If it could also return the exact substring
that matched in the input string
. Then I could split the string accordingly and colorize the matched part
.
Currently we passing matches
as null in regex execute.
https://github.com/llvm/llvm-project/blob/48aea4a36ad39e2ad03f069def19cceb50217660/lldb/source/Symbol/Symtab.cpp#L785
I tried passing matches, as my understanding was that matches
would the return the vector of strings that matched in the input string.
Ex: input string = "foo is not a bar" and regex = "foo | bar" matches would return the vector {"foo", "bar"}.
But it is not doing so. It only returns foo
. Maybe I'm using the API incorrecty or is there any other api which provides this?
Is this a "match" vs. "search" issue? If you have a look at python's re.match and re.search you'll see what I mean. Match goes from the start of the string only, maybe we copied the names of those functions.
If not I'll give it a look myself tomorrow.
The implementation is similar to pythons re.search, where it searches the entire string for the first match
and not all the matches
.
Ex: input string = "This string foo is not a bar" and regex = "foo | bar"
returns only "foo"
unlike ripgrep
I realised what's going on. When you ask for matches it's returning first the whole match and then any other matching groups within that match.
llvm::Regex re("(abc)(def)(ghi)");
llvm::SmallVector<llvm::StringRef> matches;
bool matched = re.match("abcdefghi", &matches, nullptr);
for (auto match: matches)
printf("Match: %s\n", match.str().c_str());
(and note that StringRef may not be null terminated so when you print it you need to convert to something that is)
This code produces:
Match: abcdefghi
Match: abc
Match: def
Match: ghi
In an online tester that I like to use: https://regex101.com/r/P8tZS7/1
"matches" is returning you "the match" as in the whole match plus any "matching groups". Which is also what python does but over there you would do match.groups()
to get the same thing.
thanks!
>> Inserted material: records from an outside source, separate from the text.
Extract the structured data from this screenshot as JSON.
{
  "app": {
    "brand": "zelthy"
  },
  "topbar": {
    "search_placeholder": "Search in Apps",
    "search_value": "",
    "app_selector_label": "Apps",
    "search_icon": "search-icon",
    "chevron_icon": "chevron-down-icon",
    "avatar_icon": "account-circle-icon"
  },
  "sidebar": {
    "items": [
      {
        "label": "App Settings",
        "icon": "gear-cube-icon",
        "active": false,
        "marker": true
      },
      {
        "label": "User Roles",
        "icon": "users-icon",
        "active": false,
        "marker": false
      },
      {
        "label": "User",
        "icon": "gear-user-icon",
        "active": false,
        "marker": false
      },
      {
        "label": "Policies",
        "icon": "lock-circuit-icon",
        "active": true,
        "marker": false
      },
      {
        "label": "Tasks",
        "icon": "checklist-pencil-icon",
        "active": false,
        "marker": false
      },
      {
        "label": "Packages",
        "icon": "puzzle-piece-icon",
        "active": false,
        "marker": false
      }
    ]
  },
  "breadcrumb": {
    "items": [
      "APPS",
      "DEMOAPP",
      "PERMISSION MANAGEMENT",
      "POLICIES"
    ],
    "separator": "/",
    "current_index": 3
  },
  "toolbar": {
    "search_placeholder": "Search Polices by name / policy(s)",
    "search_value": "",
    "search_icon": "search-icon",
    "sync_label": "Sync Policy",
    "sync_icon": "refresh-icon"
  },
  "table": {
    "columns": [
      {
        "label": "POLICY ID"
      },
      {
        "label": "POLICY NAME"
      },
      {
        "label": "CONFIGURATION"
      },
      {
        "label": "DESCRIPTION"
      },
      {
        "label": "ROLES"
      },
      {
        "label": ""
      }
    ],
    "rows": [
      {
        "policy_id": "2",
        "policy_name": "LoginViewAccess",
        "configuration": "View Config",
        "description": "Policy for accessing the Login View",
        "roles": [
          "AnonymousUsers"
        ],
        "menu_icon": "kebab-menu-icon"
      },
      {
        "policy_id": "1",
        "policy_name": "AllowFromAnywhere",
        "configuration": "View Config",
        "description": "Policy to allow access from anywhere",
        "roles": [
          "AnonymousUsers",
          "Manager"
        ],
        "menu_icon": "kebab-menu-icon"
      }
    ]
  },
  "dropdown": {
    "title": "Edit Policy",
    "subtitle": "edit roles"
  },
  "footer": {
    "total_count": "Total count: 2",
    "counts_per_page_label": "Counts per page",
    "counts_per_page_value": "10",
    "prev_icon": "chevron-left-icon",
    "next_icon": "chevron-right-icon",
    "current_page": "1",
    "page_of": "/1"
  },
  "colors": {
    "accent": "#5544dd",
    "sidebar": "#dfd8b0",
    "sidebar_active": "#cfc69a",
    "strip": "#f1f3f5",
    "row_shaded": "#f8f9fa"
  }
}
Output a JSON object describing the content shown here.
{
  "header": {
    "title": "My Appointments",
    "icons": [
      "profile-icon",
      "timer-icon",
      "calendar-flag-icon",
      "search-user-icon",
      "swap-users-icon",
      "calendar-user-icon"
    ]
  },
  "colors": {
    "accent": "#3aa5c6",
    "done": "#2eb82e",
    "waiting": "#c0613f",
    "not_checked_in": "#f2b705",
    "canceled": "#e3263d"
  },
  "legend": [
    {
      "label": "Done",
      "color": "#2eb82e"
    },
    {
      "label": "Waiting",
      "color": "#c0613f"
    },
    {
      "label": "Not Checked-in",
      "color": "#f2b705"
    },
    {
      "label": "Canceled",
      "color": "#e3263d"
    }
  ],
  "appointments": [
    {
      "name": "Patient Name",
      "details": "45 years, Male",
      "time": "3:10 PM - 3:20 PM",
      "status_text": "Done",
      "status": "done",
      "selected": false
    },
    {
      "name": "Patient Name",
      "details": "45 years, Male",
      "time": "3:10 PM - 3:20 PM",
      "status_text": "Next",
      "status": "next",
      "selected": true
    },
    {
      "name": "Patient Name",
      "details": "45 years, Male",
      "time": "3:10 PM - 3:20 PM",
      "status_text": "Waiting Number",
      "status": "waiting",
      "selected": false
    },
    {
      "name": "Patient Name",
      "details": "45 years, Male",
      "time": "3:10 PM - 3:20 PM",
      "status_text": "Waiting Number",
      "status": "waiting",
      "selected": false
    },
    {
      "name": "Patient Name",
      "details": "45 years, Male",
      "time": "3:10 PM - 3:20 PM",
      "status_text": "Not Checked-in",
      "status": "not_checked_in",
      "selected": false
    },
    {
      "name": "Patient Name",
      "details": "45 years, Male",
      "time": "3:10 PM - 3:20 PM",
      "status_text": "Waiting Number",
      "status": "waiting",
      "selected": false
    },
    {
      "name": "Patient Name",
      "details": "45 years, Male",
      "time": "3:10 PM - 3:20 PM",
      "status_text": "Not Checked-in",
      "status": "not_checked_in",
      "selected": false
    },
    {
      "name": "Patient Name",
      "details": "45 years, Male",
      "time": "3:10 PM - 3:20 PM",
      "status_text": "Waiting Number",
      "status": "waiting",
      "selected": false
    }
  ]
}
Can I first submit the patch for review and then add the test case later? I'm expecting there will be lot of changes during review.
Excited to see this progressing! Putting up the code first is fine, we can talk about testing on the review.
Please add me as a reviewer, I am https://reviews.llvm.org/p/DavidSpickett/ on Phabricator.
Thanks. I have added you as a reviewer.
For reference the patch was https://reviews.llvm.org/D136462 but remains in review.
I would like to look work on this issue. I'm new to LLVM (gone through kaleidoscope tutorials and building JIT). Any advice on how to begin?
thanks!
Hi Varun! Are you still working on it? I'm planning to work on same project and maybe we can collaborate?